Mayor-elect Muriel E. Bowser cited Niles’s 25 years of experience in public education and said she will work closely with D.C. Public Schools Chancellor Kaya Henderson to make “the goal of a quality school in every neighborhood a reality for all our families.”
Niles has deep roots in charter schools, in the District and as a former director of the charter school office for Connecticut’s Education Department. Bowser emphasized that her “impressive and innovative background” will make her well-equipped for “increasing collaboration between all of our public schools — our traditional public schools and our public charter schools.”
E.L. Haynes Public Charter School, which Niles founded in 2004, has become one of the city’s most oft-cited examples of success, with frequent recognition from philanthropic and political leaders.
The school serves more than 1,100 students in preschool through grade 12 on two campuses and will graduate its first class this year.
Niles has become a prominent figure in citywide school reform efforts. She served on the city’s leadership team to draft its federal Race to the Top application, which resulted in a $75 million award.
Through Race to the Top funding, her school created a consortium of 22 public and charter schools to help teachers transition to the Common Core state standards and share best practices. It has also developed a residency teacher training program in partnership with KIPP DC.
Niles has also been active in promoting blended learning, special-education reforms and competency-based graduation requirements, which offer more flexible, expedited paths to graduation.
She is a graduate of New Leaders for New Schools, a year-long program to prepare urban principals. She’s also a part of the Aspen Global Leadership Network.
Niles will succeed Abigail Smith, who also has close ties to E.L. Haynes, as a parent and former chair of the Board of Trustees.
At the event Monday, Niles said she was “humbled to accept the responsibility for educating all students in D.C.” and that she is “very excited” about the next mayor’s education goals, including increasing collaboration between traditional and charter schools, improving middle schools and boosting transparency.
She said it was a tough decision to leave E.L. Haynes. “I never thought I would have two dream jobs,” she said.
Henderson also emphasized collaboration in her comments Monday. “She’s not just about charter school kids; Jennie is about all kids,” the chancellor said.
Bowser’s education transition team hosted a four-hour hearing last week, and more than 80 people testified. The team, which Niles is a part of, will create a report with short- and long-term recommendations for the new mayor.
Bowser said Monday that Jesús Aguirre, the state superintendent of education, is expected to submit his resignation in the coming days, and she plans to hire someone new for that role as well.
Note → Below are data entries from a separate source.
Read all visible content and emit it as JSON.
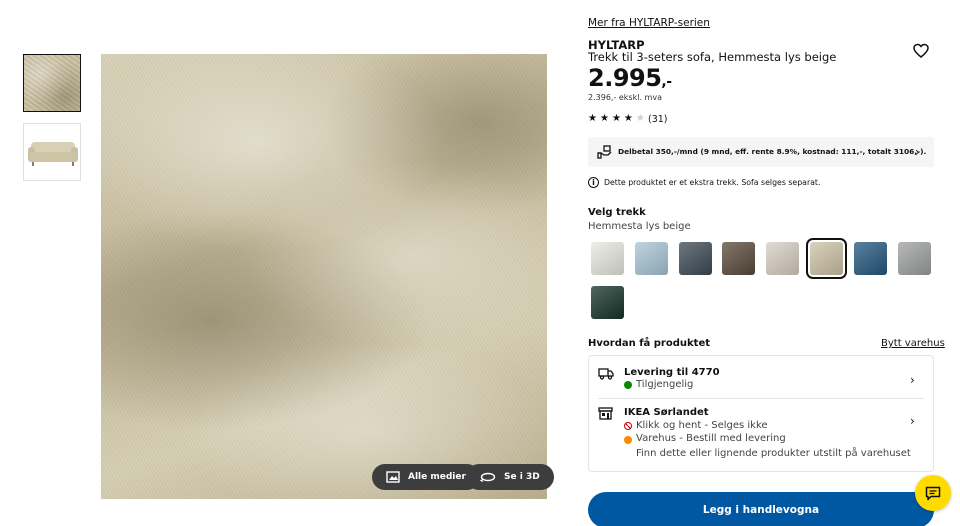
{
  "gallery": {
    "thumbnails": [
      {
        "name": "fabric-closeup",
        "selected": true
      },
      {
        "name": "sofa-full-view",
        "selected": false
      }
    ],
    "buttons": {
      "all_media": "Alle medier",
      "view_3d": "Se i 3D"
    }
  },
  "product": {
    "series_link": "Mer fra HYLTARP-serien",
    "name": "HYLTARP",
    "description": "Trekk til 3-seters sofa, Hemmesta lys beige",
    "price": "2.995",
    "price_suffix": ",-",
    "price_excl_vat": "2.396,- ekskl. mva",
    "rating": 3.5,
    "rating_max": 5,
    "review_count": "(31)"
  },
  "financing": {
    "text": "Delbetal 350,-/mnd (9 mnd, eff. rente 8.9%, kostnad: 111,-, totalt 3106,-)."
  },
  "notice": {
    "text": "Dette produktet er et ekstra trekk. Sofa selges separat."
  },
  "cover_selector": {
    "label": "Velg trekk",
    "selected_value": "Hemmesta lys beige",
    "swatches": [
      {
        "color": "#e9e9e1",
        "selected": false
      },
      {
        "color": "#a9c6d6",
        "selected": false
      },
      {
        "color": "#3d4a55",
        "selected": false
      },
      {
        "color": "#5a4a3c",
        "selected": false
      },
      {
        "color": "#d8cfc2",
        "selected": false
      },
      {
        "color": "#cdc3a6",
        "selected": true
      },
      {
        "color": "#24577e",
        "selected": false
      },
      {
        "color": "#9fa1a1",
        "selected": false
      },
      {
        "color": "#163328",
        "selected": false
      }
    ]
  },
  "availability": {
    "title": "Hvordan få produktet",
    "change_store": "Bytt varehus",
    "delivery": {
      "title": "Levering til 4770",
      "status": "Tilgjengelig",
      "status_color": "#0a8a00"
    },
    "store": {
      "title": "IKEA Sørlandet",
      "click_collect": "Klikk og hent - Selges ikke",
      "click_collect_color": "#cc0008",
      "warehouse": "Varehus - Bestill med levering",
      "warehouse_color": "#ff8a00",
      "note": "Finn dette eller lignende produkter utstilt på varehuset"
    }
  },
  "cta": {
    "add_to_cart": "Legg i handlevogna"
  },
  "colors": {
    "brand_blue": "#0058a3",
    "chat_yellow": "#ffdb00"
  }
}
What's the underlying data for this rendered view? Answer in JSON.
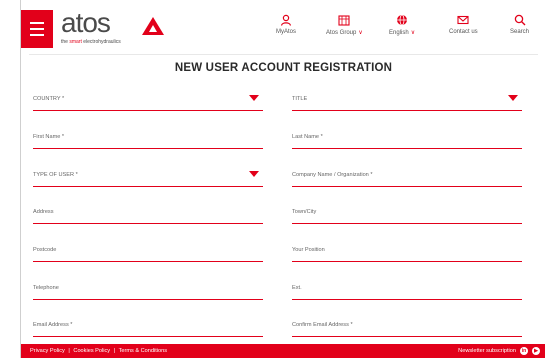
{
  "brand": {
    "logo_text": "atos",
    "tagline_prefix": "the ",
    "tagline_accent": "smart",
    "tagline_suffix": " electrohydraulics",
    "accent_color": "#e2001a"
  },
  "nav": {
    "items": [
      {
        "label": "MyAtos",
        "icon": "user-icon"
      },
      {
        "label": "Atos Group",
        "icon": "building-icon",
        "dropdown": true
      },
      {
        "label": "English",
        "icon": "globe-icon",
        "dropdown": true
      },
      {
        "label": "Contact us",
        "icon": "envelope-icon"
      },
      {
        "label": "Search",
        "icon": "search-icon"
      }
    ]
  },
  "page": {
    "title": "NEW USER ACCOUNT REGISTRATION"
  },
  "form": {
    "country": "COUNTRY *",
    "title": "TITLE",
    "first_name": "First Name *",
    "last_name": "Last Name *",
    "type_of_user": "TYPE OF USER *",
    "company": "Company Name / Organization *",
    "address": "Address",
    "town": "Town/City",
    "postcode": "Postcode",
    "position": "Your Position",
    "telephone": "Telephone",
    "ext": "Ext.",
    "email": "Email Address *",
    "confirm_email": "Confirm Email Address *"
  },
  "footer": {
    "privacy": "Privacy Policy",
    "cookies": "Cookies Policy",
    "terms": "Terms & Conditions",
    "separator": "|",
    "newsletter": "Newsletter subscription",
    "social": [
      "linkedin-icon",
      "youtube-icon"
    ]
  }
}
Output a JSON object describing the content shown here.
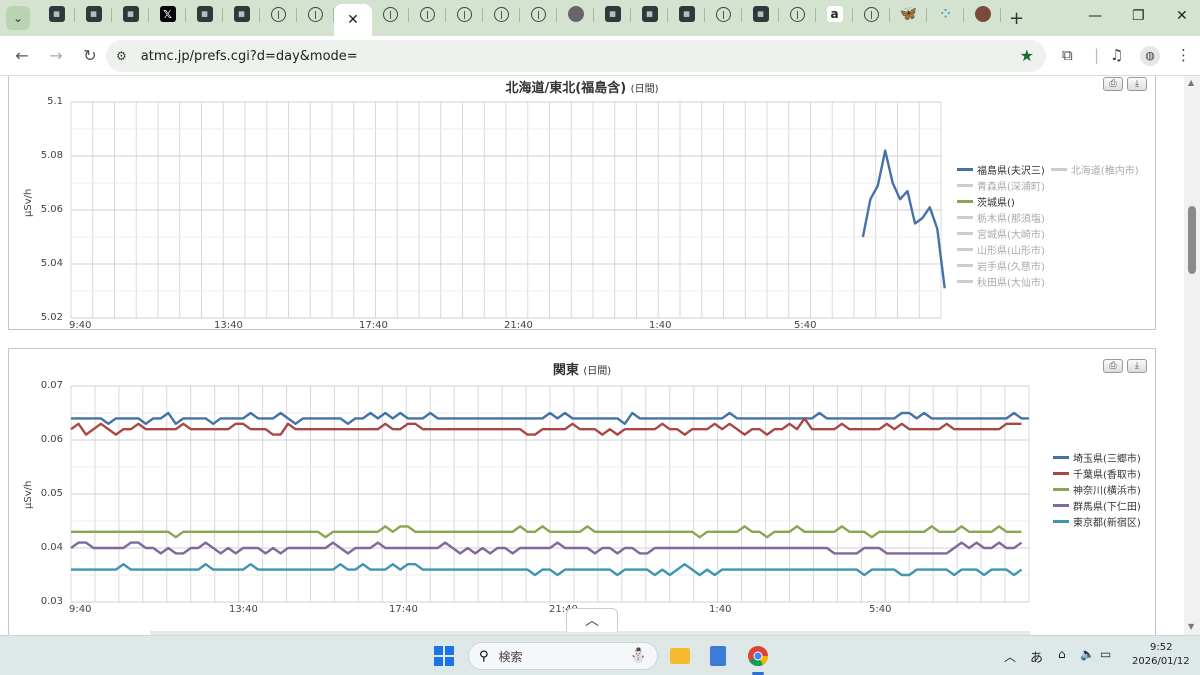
{
  "browser": {
    "tabs": [
      {
        "icon": "site-dark-icon"
      },
      {
        "icon": "site-dark-icon"
      },
      {
        "icon": "site-dark-icon"
      },
      {
        "icon": "x-icon",
        "glyph": "𝕏"
      },
      {
        "icon": "site-dark-icon"
      },
      {
        "icon": "site-dark-icon"
      },
      {
        "icon": "circle-site-icon"
      },
      {
        "icon": "circle-site-icon"
      },
      {
        "icon": "close-icon",
        "active": true,
        "glyph": "✕"
      },
      {
        "icon": "circle-site-icon"
      },
      {
        "icon": "circle-site-icon"
      },
      {
        "icon": "circle-site-icon"
      },
      {
        "icon": "circle-site-icon"
      },
      {
        "icon": "circle-site-icon"
      },
      {
        "icon": "globe-icon"
      },
      {
        "icon": "site-dark-icon"
      },
      {
        "icon": "site-dark-icon"
      },
      {
        "icon": "site-dark-icon"
      },
      {
        "icon": "circle-site-icon"
      },
      {
        "icon": "site-dark-icon"
      },
      {
        "icon": "circle-site-icon"
      },
      {
        "icon": "amazon-icon",
        "glyph": "a"
      },
      {
        "icon": "circle-site-icon"
      },
      {
        "icon": "bluesky-icon",
        "glyph": "🦋"
      },
      {
        "icon": "dots-icon",
        "glyph": "⁘"
      },
      {
        "icon": "user-avatar-icon"
      }
    ],
    "new_tab_glyph": "+",
    "url": "atmc.jp/prefs.cgi?d=day&mode="
  },
  "chart_data": [
    {
      "type": "line",
      "title": "北海道/東北(福島含)",
      "subtitle": "(日間)",
      "ylabel": "μSv/h",
      "yticks": [
        "5.1",
        "5.08",
        "5.06",
        "5.04",
        "5.02"
      ],
      "ylim": [
        5.02,
        5.1
      ],
      "xticks": [
        "9:40",
        "13:40",
        "17:40",
        "21:40",
        "1:40",
        "5:40"
      ],
      "legend": [
        {
          "name": "福島県(夫沢三)",
          "color": "#4572a7",
          "active": true
        },
        {
          "name": "北海道(稚内市)",
          "color": "#cccccc",
          "active": false
        },
        {
          "name": "青森県(深浦町)",
          "color": "#cccccc",
          "active": false
        },
        {
          "name": "茨城県()",
          "color": "#89a54e",
          "active": true
        },
        {
          "name": "栃木県(那須塩)",
          "color": "#cccccc",
          "active": false
        },
        {
          "name": "宮城県(大崎市)",
          "color": "#cccccc",
          "active": false
        },
        {
          "name": "山形県(山形市)",
          "color": "#cccccc",
          "active": false
        },
        {
          "name": "岩手県(久慈市)",
          "color": "#cccccc",
          "active": false
        },
        {
          "name": "秋田県(大仙市)",
          "color": "#cccccc",
          "active": false
        }
      ],
      "series": [
        {
          "name": "福島県(夫沢三)",
          "color": "#4572a7",
          "x_index": [
            107,
            108,
            109,
            110,
            111,
            112,
            113,
            114,
            115,
            116,
            117
          ],
          "values": [
            5.05,
            5.064,
            5.069,
            5.082,
            5.07,
            5.064,
            5.067,
            5.055,
            5.057,
            5.061,
            5.053,
            5.031
          ]
        }
      ],
      "points_total": 118
    },
    {
      "type": "line",
      "title": "関東",
      "subtitle": "(日間)",
      "ylabel": "μSv/h",
      "yticks": [
        "0.07",
        "0.06",
        "0.05",
        "0.04",
        "0.03"
      ],
      "ylim": [
        0.03,
        0.07
      ],
      "xticks": [
        "9:40",
        "13:40",
        "17:40",
        "21:40",
        "1:40",
        "5:40"
      ],
      "legend": [
        {
          "name": "埼玉県(三郷市)",
          "color": "#4572a7",
          "active": true
        },
        {
          "name": "千葉県(香取市)",
          "color": "#aa4643",
          "active": true
        },
        {
          "name": "神奈川(横浜市)",
          "color": "#89a54e",
          "active": true
        },
        {
          "name": "群馬県(下仁田)",
          "color": "#80699b",
          "active": true
        },
        {
          "name": "東京都(新宿区)",
          "color": "#3d96ae",
          "active": true
        }
      ],
      "series": [
        {
          "name": "埼玉県(三郷市)",
          "color": "#4572a7",
          "base": 0.064,
          "values": [
            0.064,
            0.064,
            0.064,
            0.064,
            0.064,
            0.063,
            0.064,
            0.064,
            0.064,
            0.064,
            0.063,
            0.064,
            0.064,
            0.065,
            0.063,
            0.064,
            0.064,
            0.064,
            0.064,
            0.063,
            0.064,
            0.064,
            0.064,
            0.064,
            0.065,
            0.064,
            0.064,
            0.064,
            0.065,
            0.064,
            0.063,
            0.064,
            0.064,
            0.064,
            0.064,
            0.064,
            0.064,
            0.063,
            0.064,
            0.064,
            0.065,
            0.064,
            0.065,
            0.064,
            0.065,
            0.064,
            0.064,
            0.064,
            0.065,
            0.064,
            0.064,
            0.064,
            0.064,
            0.064,
            0.064,
            0.064,
            0.064,
            0.064,
            0.064,
            0.064,
            0.064,
            0.064,
            0.064,
            0.064,
            0.065,
            0.064,
            0.065,
            0.064,
            0.064,
            0.064,
            0.064,
            0.064,
            0.064,
            0.064,
            0.063,
            0.065,
            0.064,
            0.064,
            0.064,
            0.064,
            0.064,
            0.064,
            0.064,
            0.064,
            0.064,
            0.064,
            0.064,
            0.064,
            0.065,
            0.064,
            0.064,
            0.064,
            0.064,
            0.064,
            0.064,
            0.064,
            0.064,
            0.064,
            0.064,
            0.064,
            0.065,
            0.064,
            0.064,
            0.064,
            0.064,
            0.064,
            0.064,
            0.064,
            0.064,
            0.064,
            0.064,
            0.065,
            0.065,
            0.064,
            0.065,
            0.064,
            0.064,
            0.064,
            0.064,
            0.064,
            0.064,
            0.064,
            0.064,
            0.064,
            0.064,
            0.064,
            0.065,
            0.064,
            0.064
          ]
        },
        {
          "name": "千葉県(香取市)",
          "color": "#aa4643",
          "base": 0.062,
          "values": [
            0.062,
            0.063,
            0.061,
            0.062,
            0.063,
            0.062,
            0.061,
            0.062,
            0.062,
            0.063,
            0.062,
            0.062,
            0.062,
            0.062,
            0.062,
            0.063,
            0.062,
            0.062,
            0.062,
            0.062,
            0.062,
            0.062,
            0.063,
            0.063,
            0.062,
            0.062,
            0.062,
            0.061,
            0.061,
            0.063,
            0.062,
            0.062,
            0.062,
            0.062,
            0.062,
            0.062,
            0.062,
            0.062,
            0.062,
            0.062,
            0.062,
            0.062,
            0.063,
            0.062,
            0.062,
            0.063,
            0.063,
            0.062,
            0.062,
            0.062,
            0.062,
            0.062,
            0.062,
            0.062,
            0.062,
            0.062,
            0.062,
            0.062,
            0.062,
            0.062,
            0.062,
            0.061,
            0.061,
            0.062,
            0.062,
            0.062,
            0.062,
            0.063,
            0.062,
            0.062,
            0.062,
            0.061,
            0.062,
            0.061,
            0.062,
            0.062,
            0.062,
            0.062,
            0.062,
            0.063,
            0.062,
            0.062,
            0.061,
            0.062,
            0.062,
            0.062,
            0.063,
            0.062,
            0.063,
            0.062,
            0.061,
            0.062,
            0.062,
            0.061,
            0.062,
            0.062,
            0.063,
            0.062,
            0.064,
            0.062,
            0.062,
            0.062,
            0.062,
            0.063,
            0.062,
            0.062,
            0.062,
            0.062,
            0.062,
            0.063,
            0.062,
            0.063,
            0.062,
            0.062,
            0.062,
            0.062,
            0.062,
            0.063,
            0.062,
            0.062,
            0.062,
            0.062,
            0.062,
            0.062,
            0.062,
            0.063,
            0.063,
            0.063
          ]
        },
        {
          "name": "神奈川(横浜市)",
          "color": "#89a54e",
          "base": 0.043,
          "values": [
            0.043,
            0.043,
            0.043,
            0.043,
            0.043,
            0.043,
            0.043,
            0.043,
            0.043,
            0.043,
            0.043,
            0.043,
            0.043,
            0.043,
            0.042,
            0.043,
            0.043,
            0.043,
            0.043,
            0.043,
            0.043,
            0.043,
            0.043,
            0.043,
            0.043,
            0.043,
            0.043,
            0.043,
            0.043,
            0.043,
            0.043,
            0.043,
            0.043,
            0.043,
            0.042,
            0.043,
            0.043,
            0.043,
            0.043,
            0.043,
            0.043,
            0.043,
            0.044,
            0.043,
            0.044,
            0.044,
            0.043,
            0.043,
            0.043,
            0.043,
            0.043,
            0.043,
            0.043,
            0.043,
            0.043,
            0.043,
            0.043,
            0.043,
            0.043,
            0.043,
            0.044,
            0.043,
            0.043,
            0.044,
            0.043,
            0.043,
            0.043,
            0.043,
            0.043,
            0.044,
            0.043,
            0.043,
            0.043,
            0.043,
            0.043,
            0.043,
            0.043,
            0.043,
            0.043,
            0.043,
            0.043,
            0.043,
            0.043,
            0.043,
            0.042,
            0.043,
            0.043,
            0.043,
            0.043,
            0.043,
            0.044,
            0.043,
            0.043,
            0.042,
            0.043,
            0.043,
            0.043,
            0.044,
            0.043,
            0.043,
            0.043,
            0.043,
            0.043,
            0.044,
            0.043,
            0.043,
            0.043,
            0.042,
            0.043,
            0.043,
            0.043,
            0.043,
            0.043,
            0.043,
            0.043,
            0.044,
            0.043,
            0.043,
            0.043,
            0.044,
            0.043,
            0.043,
            0.043,
            0.043,
            0.044,
            0.043,
            0.043,
            0.043
          ]
        },
        {
          "name": "群馬県(下仁田)",
          "color": "#80699b",
          "base": 0.04,
          "values": [
            0.04,
            0.041,
            0.041,
            0.04,
            0.04,
            0.04,
            0.04,
            0.04,
            0.041,
            0.041,
            0.04,
            0.04,
            0.039,
            0.04,
            0.039,
            0.039,
            0.04,
            0.04,
            0.041,
            0.04,
            0.039,
            0.04,
            0.039,
            0.04,
            0.04,
            0.04,
            0.039,
            0.04,
            0.039,
            0.04,
            0.04,
            0.04,
            0.04,
            0.04,
            0.04,
            0.041,
            0.04,
            0.039,
            0.04,
            0.04,
            0.04,
            0.041,
            0.04,
            0.04,
            0.04,
            0.04,
            0.04,
            0.04,
            0.04,
            0.04,
            0.041,
            0.04,
            0.039,
            0.04,
            0.039,
            0.04,
            0.039,
            0.04,
            0.04,
            0.039,
            0.04,
            0.04,
            0.04,
            0.04,
            0.04,
            0.041,
            0.04,
            0.04,
            0.04,
            0.04,
            0.039,
            0.04,
            0.04,
            0.039,
            0.04,
            0.04,
            0.039,
            0.039,
            0.04,
            0.04,
            0.04,
            0.04,
            0.04,
            0.04,
            0.04,
            0.04,
            0.04,
            0.04,
            0.04,
            0.04,
            0.04,
            0.04,
            0.04,
            0.04,
            0.04,
            0.04,
            0.04,
            0.04,
            0.04,
            0.04,
            0.04,
            0.04,
            0.039,
            0.039,
            0.039,
            0.039,
            0.04,
            0.04,
            0.04,
            0.039,
            0.039,
            0.039,
            0.039,
            0.039,
            0.039,
            0.039,
            0.039,
            0.039,
            0.04,
            0.041,
            0.04,
            0.041,
            0.04,
            0.04,
            0.041,
            0.04,
            0.04,
            0.041
          ]
        },
        {
          "name": "東京都(新宿区)",
          "color": "#3d96ae",
          "base": 0.036,
          "values": [
            0.036,
            0.036,
            0.036,
            0.036,
            0.036,
            0.036,
            0.036,
            0.037,
            0.036,
            0.036,
            0.036,
            0.036,
            0.036,
            0.036,
            0.036,
            0.036,
            0.036,
            0.036,
            0.037,
            0.036,
            0.036,
            0.036,
            0.036,
            0.036,
            0.037,
            0.036,
            0.036,
            0.036,
            0.036,
            0.036,
            0.036,
            0.036,
            0.036,
            0.036,
            0.036,
            0.036,
            0.037,
            0.036,
            0.036,
            0.037,
            0.036,
            0.036,
            0.036,
            0.037,
            0.036,
            0.037,
            0.037,
            0.036,
            0.036,
            0.036,
            0.036,
            0.036,
            0.036,
            0.036,
            0.036,
            0.036,
            0.036,
            0.036,
            0.036,
            0.036,
            0.036,
            0.036,
            0.035,
            0.036,
            0.036,
            0.035,
            0.036,
            0.036,
            0.036,
            0.036,
            0.036,
            0.036,
            0.036,
            0.035,
            0.036,
            0.036,
            0.036,
            0.036,
            0.035,
            0.036,
            0.035,
            0.036,
            0.037,
            0.036,
            0.035,
            0.036,
            0.035,
            0.036,
            0.036,
            0.036,
            0.036,
            0.036,
            0.036,
            0.036,
            0.036,
            0.036,
            0.036,
            0.036,
            0.036,
            0.036,
            0.036,
            0.036,
            0.036,
            0.036,
            0.036,
            0.036,
            0.035,
            0.036,
            0.036,
            0.036,
            0.036,
            0.035,
            0.035,
            0.036,
            0.036,
            0.036,
            0.036,
            0.036,
            0.035,
            0.036,
            0.036,
            0.036,
            0.035,
            0.036,
            0.036,
            0.036,
            0.035,
            0.036
          ]
        }
      ]
    }
  ],
  "taskbar": {
    "search_placeholder": "検索",
    "ime": "あ",
    "time": "9:52",
    "date": "2026/01/12"
  },
  "export_buttons": {
    "print_glyph": "⎙",
    "download_glyph": "⤓"
  }
}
Jennifer Niles named next D.C. Deputy Mayor for Education [FOCUS, E.L. Haynes PCS, and KIPP DC PCS mentioned]
The Examiner
By Mark Lerner
December 16, 2014
Washington D.C.'s public education reform movement received an early Christmas present yesterday when Mayor-elect Bowser announced that Jennifer Niles will become the next Deputy Mayor for Education. There was not really a better choice. Ms. Niles is a friend who is friends with all of the major players across the educational landscape in the nation's capital including Robert Cane, executive director FOCUS; Kaya Henderson, DCPS Chancellor; Katherine Bradley, president CityBridge Foundation; Maura Marino, managing director NewSchools Venture Fund; Michela English, president and CEO Fight for Children; Scott Pearson, executive director DC Public Charter School Board; Carrie Irvin and Simmons Lettre, founders of Charter Board Partners; and Joe Bruno, president Building Hope, just to name a few. She has the greatest respect from everyone who knows her.
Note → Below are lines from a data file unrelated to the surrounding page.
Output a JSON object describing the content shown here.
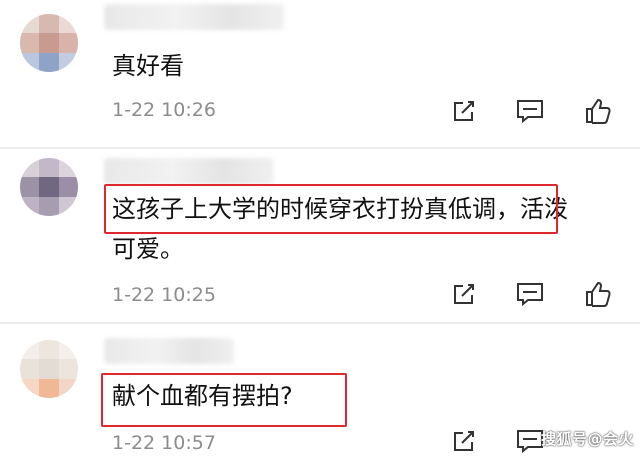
{
  "comments": [
    {
      "text_lines": [
        "真好看"
      ],
      "timestamp": "1-22 10:26"
    },
    {
      "text_lines": [
        "这孩子上大学的时候穿衣打扮真低调，活泼",
        "可爱。"
      ],
      "highlighted_phrase": "这孩子上大学的时候穿衣打扮真低调，",
      "timestamp": "1-22 10:25"
    },
    {
      "text_lines": [
        "献个血都有摆拍?"
      ],
      "highlighted_phrase": "献个血都有摆拍?",
      "timestamp": "1-22 10:57"
    }
  ],
  "actions": {
    "share_icon": "share-edit-icon",
    "comment_icon": "comment-bubble-icon",
    "like_icon": "thumbs-up-icon"
  },
  "colors": {
    "highlight_border": "#e0262e",
    "timestamp": "#8c8c8c",
    "icon": "#333333"
  },
  "watermark": "搜狐号@会火"
}
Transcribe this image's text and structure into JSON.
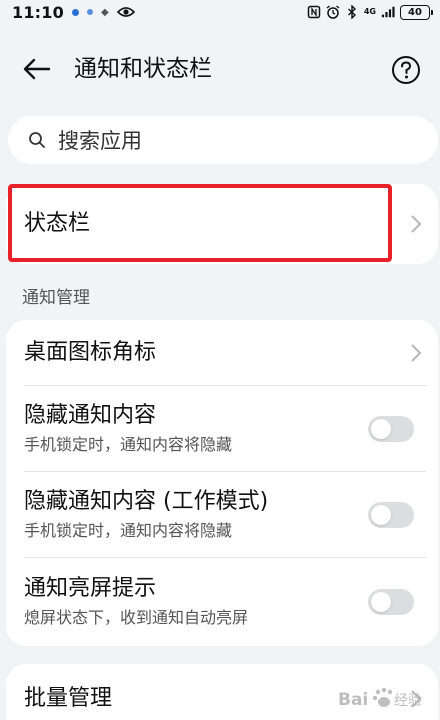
{
  "status_bar": {
    "time": "11:10",
    "network": "4G",
    "battery": "40",
    "icons": [
      "notification-dot-icon",
      "notification-dot-icon",
      "compass-icon",
      "eye-icon",
      "nfc-icon",
      "alarm-icon",
      "bluetooth-icon",
      "signal-icon"
    ]
  },
  "header": {
    "title": "通知和状态栏",
    "back_icon": "back-arrow-icon",
    "help_icon": "question-icon"
  },
  "search": {
    "placeholder": "搜索应用"
  },
  "status_bar_item": {
    "label": "状态栏"
  },
  "section": {
    "label": "通知管理"
  },
  "notification_items": [
    {
      "title": "桌面图标角标",
      "type": "link"
    },
    {
      "title": "隐藏通知内容",
      "subtitle": "手机锁定时，通知内容将隐藏",
      "type": "toggle",
      "on": false
    },
    {
      "title": "隐藏通知内容 (工作模式)",
      "subtitle": "手机锁定时，通知内容将隐藏",
      "type": "toggle",
      "on": false
    },
    {
      "title": "通知亮屏提示",
      "subtitle": "熄屏状态下，收到通知自动亮屏",
      "type": "toggle",
      "on": false
    }
  ],
  "batch": {
    "label": "批量管理"
  },
  "watermark": "Bai 经验",
  "colors": {
    "background": "#f1f3f5",
    "card": "#ffffff",
    "highlight": "#e8202a",
    "toggle_off": "#dcdde0"
  }
}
One of the most valuable attributes Ms. Niles has brought to local schools is her emphasis on the incorporation of best practices. E.L. Haynes Public Charter School, the institution she founded and headed for a decade, was one of the first to hold conferences in which other charter and traditional school teachers and administrators were invited to sit together to figure out what how best to teach inner city children. Her school was also a leader in using student data to drive improvements in pedagogy. Along with KIPP DC, Ms. Niles created the Capital Teacher Residency to train instructors on how to close the academic achievement gap. The residency has partnered with Fight for Children's Joe's Champs program to raise the quality of teaching in early childhood education. Ms. Niles is also a strong supporter of CityBridge Foundations effort's to bring blended learning to the classroom.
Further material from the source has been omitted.